Una muerte que se proyectó igualmente y de manera simbólica sobre el Parlamento ya que silenciado terminó siendo una parodia de sí mismo.

Debimos ser convocados de urgencia a sesiones extraordinarias -las que dominaron la vida legislativa de 2014- para que el Parlamento sea el lugar donde dialogan las fuerzas políticas de un país como caja de resonancia de lo que hoy vive nuestra sociedad: el desamparo y el desasosiego. En cambio, el Congreso se convirtió en sede de una mera lectura de comunicados como expresión de la impotencia política por ese tiro en la sien de la democracia.

Cuanto más nos alejamos de los tiempos del terrorismo de Estado menos audible se hace aquel grito del “nunca más” que como consigna de esperanza inauguró la democracia. Fuimos más lejos que nadie en la condena de la dictadura, lo que no significa, hoy lo sabemos, que el Estado terrorista se haya reconvertido en un auténtico Estado de derecho democrático.

Vivimos como normal que nuestros teléfonos estén “pinchados” o que se hagan “operaciones” de prensa. La nefasta herencia de los tiempos de oscuridad que tiene en la voladura de la mutual de la comunidad judía, AMIA, la brutal metáfora de lo que supimos conseguir: la impunidad, el autoritarismo y el asesinato político. Menos aún democratizamos la cultura política que no termina de salir de su estadio más primitivo, el de la confrontación y el trueque.

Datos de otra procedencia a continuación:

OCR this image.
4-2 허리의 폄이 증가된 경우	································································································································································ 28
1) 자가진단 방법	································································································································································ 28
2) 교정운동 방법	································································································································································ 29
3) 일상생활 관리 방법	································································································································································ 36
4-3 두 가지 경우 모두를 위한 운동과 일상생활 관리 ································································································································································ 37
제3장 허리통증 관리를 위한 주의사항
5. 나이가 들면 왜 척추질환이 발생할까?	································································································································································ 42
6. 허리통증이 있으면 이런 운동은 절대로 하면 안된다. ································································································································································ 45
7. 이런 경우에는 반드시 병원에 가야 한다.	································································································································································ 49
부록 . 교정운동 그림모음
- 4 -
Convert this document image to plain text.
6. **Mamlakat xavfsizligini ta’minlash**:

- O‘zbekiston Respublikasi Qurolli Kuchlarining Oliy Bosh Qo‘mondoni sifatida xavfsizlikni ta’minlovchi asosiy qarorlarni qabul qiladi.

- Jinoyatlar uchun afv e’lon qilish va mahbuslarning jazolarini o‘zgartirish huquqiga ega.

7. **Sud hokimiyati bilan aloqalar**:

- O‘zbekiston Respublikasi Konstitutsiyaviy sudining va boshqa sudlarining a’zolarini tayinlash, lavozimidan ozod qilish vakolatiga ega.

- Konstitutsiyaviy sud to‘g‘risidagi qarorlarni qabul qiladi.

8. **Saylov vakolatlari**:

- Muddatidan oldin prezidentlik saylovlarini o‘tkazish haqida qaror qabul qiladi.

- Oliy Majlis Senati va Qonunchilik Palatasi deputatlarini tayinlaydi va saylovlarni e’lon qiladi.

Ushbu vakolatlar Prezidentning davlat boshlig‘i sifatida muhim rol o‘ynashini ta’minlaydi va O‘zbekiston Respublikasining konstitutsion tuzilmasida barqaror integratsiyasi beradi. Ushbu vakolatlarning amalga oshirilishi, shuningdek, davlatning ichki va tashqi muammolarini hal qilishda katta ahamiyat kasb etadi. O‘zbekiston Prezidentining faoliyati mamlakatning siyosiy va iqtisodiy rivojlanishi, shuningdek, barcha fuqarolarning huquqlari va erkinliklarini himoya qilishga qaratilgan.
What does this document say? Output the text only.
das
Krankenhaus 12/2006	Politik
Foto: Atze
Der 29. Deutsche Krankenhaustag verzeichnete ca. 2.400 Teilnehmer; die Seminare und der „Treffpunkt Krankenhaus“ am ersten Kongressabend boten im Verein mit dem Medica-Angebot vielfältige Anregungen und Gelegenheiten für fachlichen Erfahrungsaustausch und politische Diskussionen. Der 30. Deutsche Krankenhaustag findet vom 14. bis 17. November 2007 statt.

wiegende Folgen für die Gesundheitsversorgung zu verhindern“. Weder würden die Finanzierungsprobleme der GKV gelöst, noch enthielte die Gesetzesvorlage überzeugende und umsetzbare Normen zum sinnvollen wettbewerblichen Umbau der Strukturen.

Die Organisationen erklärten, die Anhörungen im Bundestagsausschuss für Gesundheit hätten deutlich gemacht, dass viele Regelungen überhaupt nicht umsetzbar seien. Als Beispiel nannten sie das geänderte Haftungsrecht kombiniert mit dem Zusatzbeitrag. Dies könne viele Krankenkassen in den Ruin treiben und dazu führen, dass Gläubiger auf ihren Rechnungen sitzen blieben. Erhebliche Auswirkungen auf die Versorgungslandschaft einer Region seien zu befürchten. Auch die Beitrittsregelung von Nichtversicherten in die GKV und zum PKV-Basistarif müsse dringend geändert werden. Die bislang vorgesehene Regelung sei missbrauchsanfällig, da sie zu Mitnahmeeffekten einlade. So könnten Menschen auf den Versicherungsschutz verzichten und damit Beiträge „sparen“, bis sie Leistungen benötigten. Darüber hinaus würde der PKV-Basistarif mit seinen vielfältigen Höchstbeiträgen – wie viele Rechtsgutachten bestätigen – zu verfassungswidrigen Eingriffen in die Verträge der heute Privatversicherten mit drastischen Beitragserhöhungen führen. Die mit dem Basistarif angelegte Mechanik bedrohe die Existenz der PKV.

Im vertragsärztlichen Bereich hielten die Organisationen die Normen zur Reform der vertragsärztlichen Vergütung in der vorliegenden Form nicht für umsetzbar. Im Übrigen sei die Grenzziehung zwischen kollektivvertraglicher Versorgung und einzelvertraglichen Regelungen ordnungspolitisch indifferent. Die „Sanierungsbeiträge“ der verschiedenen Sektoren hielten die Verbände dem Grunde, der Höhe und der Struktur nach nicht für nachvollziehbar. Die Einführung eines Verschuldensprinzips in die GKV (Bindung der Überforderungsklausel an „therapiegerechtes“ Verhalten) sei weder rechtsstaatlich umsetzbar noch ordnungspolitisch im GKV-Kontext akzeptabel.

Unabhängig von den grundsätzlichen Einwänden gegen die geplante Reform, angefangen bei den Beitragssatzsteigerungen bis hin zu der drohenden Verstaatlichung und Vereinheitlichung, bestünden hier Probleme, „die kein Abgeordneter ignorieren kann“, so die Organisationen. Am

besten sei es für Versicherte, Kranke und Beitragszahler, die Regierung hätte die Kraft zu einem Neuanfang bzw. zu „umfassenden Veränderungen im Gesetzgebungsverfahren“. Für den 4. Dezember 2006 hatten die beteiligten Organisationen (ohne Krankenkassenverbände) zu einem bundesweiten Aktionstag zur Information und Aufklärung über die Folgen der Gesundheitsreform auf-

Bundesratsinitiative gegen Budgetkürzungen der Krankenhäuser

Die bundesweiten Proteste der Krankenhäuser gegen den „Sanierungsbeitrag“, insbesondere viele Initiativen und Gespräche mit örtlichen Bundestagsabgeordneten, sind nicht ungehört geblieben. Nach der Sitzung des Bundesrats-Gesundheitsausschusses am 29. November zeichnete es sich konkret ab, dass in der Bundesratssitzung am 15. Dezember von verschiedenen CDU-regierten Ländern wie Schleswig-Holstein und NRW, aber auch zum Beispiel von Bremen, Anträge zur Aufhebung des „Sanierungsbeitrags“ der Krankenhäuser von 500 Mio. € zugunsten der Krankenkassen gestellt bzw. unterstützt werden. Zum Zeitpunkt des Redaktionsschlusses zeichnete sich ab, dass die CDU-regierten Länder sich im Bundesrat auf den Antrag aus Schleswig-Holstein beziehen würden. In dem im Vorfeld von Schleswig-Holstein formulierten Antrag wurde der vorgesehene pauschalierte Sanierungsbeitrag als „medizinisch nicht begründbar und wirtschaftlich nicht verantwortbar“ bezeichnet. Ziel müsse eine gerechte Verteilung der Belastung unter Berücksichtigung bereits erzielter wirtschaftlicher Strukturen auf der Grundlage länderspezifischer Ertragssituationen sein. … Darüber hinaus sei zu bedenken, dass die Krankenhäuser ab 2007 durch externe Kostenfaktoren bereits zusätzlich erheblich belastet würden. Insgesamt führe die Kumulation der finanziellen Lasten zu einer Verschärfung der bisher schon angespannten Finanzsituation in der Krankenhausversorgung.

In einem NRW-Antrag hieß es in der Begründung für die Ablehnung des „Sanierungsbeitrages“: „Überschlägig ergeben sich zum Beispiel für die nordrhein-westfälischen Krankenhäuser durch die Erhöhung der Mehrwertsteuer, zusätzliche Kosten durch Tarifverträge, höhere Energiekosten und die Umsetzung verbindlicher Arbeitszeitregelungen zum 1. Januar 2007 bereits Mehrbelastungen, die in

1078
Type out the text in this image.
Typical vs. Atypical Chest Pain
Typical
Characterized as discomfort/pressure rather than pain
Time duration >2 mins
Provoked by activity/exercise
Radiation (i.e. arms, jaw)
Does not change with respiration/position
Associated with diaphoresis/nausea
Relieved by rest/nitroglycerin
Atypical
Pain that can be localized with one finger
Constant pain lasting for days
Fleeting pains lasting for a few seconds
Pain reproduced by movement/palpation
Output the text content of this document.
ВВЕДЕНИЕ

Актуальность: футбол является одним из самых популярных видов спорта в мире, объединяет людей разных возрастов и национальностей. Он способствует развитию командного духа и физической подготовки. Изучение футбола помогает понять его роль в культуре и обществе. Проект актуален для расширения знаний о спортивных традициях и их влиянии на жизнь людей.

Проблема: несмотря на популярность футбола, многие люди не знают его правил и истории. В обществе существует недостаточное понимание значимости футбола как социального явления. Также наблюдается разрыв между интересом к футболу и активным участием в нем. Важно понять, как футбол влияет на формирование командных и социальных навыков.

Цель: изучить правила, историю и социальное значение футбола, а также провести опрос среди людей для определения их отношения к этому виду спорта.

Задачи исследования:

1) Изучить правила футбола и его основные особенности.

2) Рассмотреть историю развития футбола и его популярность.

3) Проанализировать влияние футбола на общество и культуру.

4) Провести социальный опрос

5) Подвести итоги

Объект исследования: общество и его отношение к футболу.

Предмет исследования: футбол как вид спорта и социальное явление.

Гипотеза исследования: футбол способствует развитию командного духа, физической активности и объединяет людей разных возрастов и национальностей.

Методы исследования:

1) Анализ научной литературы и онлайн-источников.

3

La venta del trigo a la otrora Unión Soviética a cambio de los votos que en los foros internacionales condenaron a nuestro país por la violación de los derechos humanos durante la dictadura, parece ser un cruel antecedente del canje de la impunidad  del atentado de la AMIA por el petróleo de Irán ya en democracia. Es el pragmatismo exaltado como virtud política, que cancela el debate público. Así sucedió con la desafortunada imposición del “Memorandum de entendimiento con Irán”, legalizado en el Congreso por la mayoría oficialista, deslegitimado por el rechazo de las víctimas, por las organizaciones judías y por la oposición política. Eso es fruto de una práctica autoritaria, personalista de las decisiones, tomadas entre cuatro paredes, que favorecieron el crecimiento de los aventureros que se arrogan ser portavoces de lo que nadie ve ni escucha, ya que la comunicación presidencial depende más de la isla de edición de los propagandistas de su gobierno y su persona que de aquellos que debieran ser su mayor preocupación: los argentinos.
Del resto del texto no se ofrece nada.